Monday, May 12, 2008

New Prospects

Plans have a way of changing as time passes on. Just like I didn’t plan on my accident, I haven’t planned on everything that has happened in the last couple of years. It’s hard to figure out where to start, or to put everything in words, but here it goes.

The years following my accident, and initial recovery, were full of ups and downs, surprises and disappointments, and unexpected events at every turn. The “Ride for Life” that I planned on conducting, didn’t work out. I’ve come to realize that it doesn’t take a big event to change lives, but we can change lives one person at a time; on a very personal level.

I worked for Caldwell Correctional Center for 4 years. This was following my completion of High School in 2002. I was a Correctional Officer. It was a good experience, and I saw a lot of people who, like myself, have made bad choices and are paying for it in their own way. My condition is like my own prison, and in that way I could relate to the inmates. In 2006 I left the prison, and I was not sure what the future held for me.

After weeks of staying home, and not having a job, I decided to leave Olla, for Ruston, to visit my physical therapist and speech therapist who helped me recover after the accident. While I was in the hospital, I had established a strong relationship with these two. I had no idea what direction my friendship with them was about to take.

While I was staying with them, Cort, my physical therapist, asked me if I would move to Ruston and take care of his aging and ailing mother. I immediately said yes. I never thought that I would become as close to Mrs. Joan, Cort’s mother, as I have. I never thought I would have taken this job so personally, and that it would have become such a passion for me.

Everyday, when I get up, I get ready and take Mrs. Joan to hair appointments, the Council on Aging, doctor’s appointments, therapy, Wal-Mart, the library, or the park. Everyday is an adventure. We also cook together, watch T.V., and, at the age of 78, she even got a tattoo with me! She is an amazing person who I care about deeply.

Soon my job will take me away from Louisiana, which, despite the fact that I will miss my family, has always been a dream of mine. Mrs. Joan has bought land in Colorado, and soon all of us will move there. In the mean time, we will be visiting other states so Mrs. Joan can visit her family. I am excited to go see the world.

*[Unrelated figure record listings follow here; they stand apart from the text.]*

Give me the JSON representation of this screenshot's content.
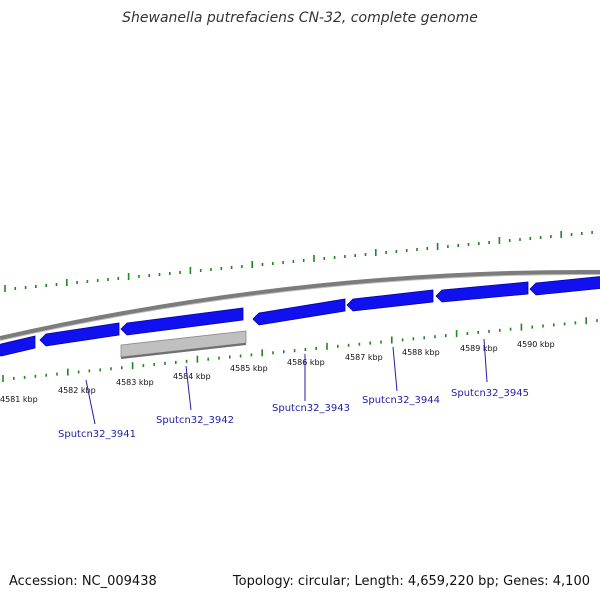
{
  "title": "Shewanella putrefaciens CN-32, complete genome",
  "footer": {
    "accession": "Accession: NC_009438",
    "topology": "Topology: circular; Length: 4,659,220 bp; Genes: 4,100"
  },
  "colors": {
    "gene_fill": "#1010f0",
    "gene_highlight": "#c0c0c0",
    "backbone": "#808080",
    "tick": "#1a8a1a",
    "gene_label": "#1f1fa6"
  },
  "kbp_labels": [
    "4581 kbp",
    "4582 kbp",
    "4583 kbp",
    "4584 kbp",
    "4585 kbp",
    "4586 kbp",
    "4587 kbp",
    "4588 kbp",
    "4589 kbp",
    "4590 kbp"
  ],
  "gene_labels": [
    "Sputcn32_3941",
    "Sputcn32_3942",
    "Sputcn32_3943",
    "Sputcn32_3944",
    "Sputcn32_3945"
  ]
}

This is not just a job for me. It has given me a feeling, or a sense, that I am needed, and have purpose. After my wreck, and being confined to a wheelchair, it would be easy to feel like I am the needy one. My relationship with Mrs. Joan shows me that I can also be needed, and mean something to others.

In 2007 Mrs. Joan and I began visiting the local library. She likes to listen to audio books, and this was the obvious place to get them. While there I met B. J., one of the librarians, and we started hanging out, and established a friendship. Since my wreck I have questioned people’s ability to be a true friend. B. J. has been a real friend to me, and this is in comparison to the superficial friendships I had before my wreck. When I had my wreck, my “friends” were no where to be found. I wondered where they went, and I had to ask myself, if one of them had had the wreck, would I have been there for them… probably not. It took me going through this accident to see what commitment is. B. J. and I have hung out a lot in the past year. We have gone together to Little Rock, with another friend, to the Little Rock Nine 5 K Run. I am glad that I have been able to continue to have experiences like this.

I’m looking forward to this new world that is about to open, and the people I am about to met. I hope I can have a positive impact on the people I meet and the places I go.

1 comment:

Carol Ranton said...

Hey Josh,
How's it going in your new home state? I bet your having a blast?
The skys' the limit for you now! Go whereever or do whatever you want. Keep that head held high and GO FOR IT! You can do anything you set your mind to and you know it!
Bruce, Dana & Joelee love and miss you more than you know. The whole Roshto family misses you tons too, but we want you to just be happy and proud of yourself no matter what you do. I'm outta space. Will write later. GOD BLESS YOU JOSH!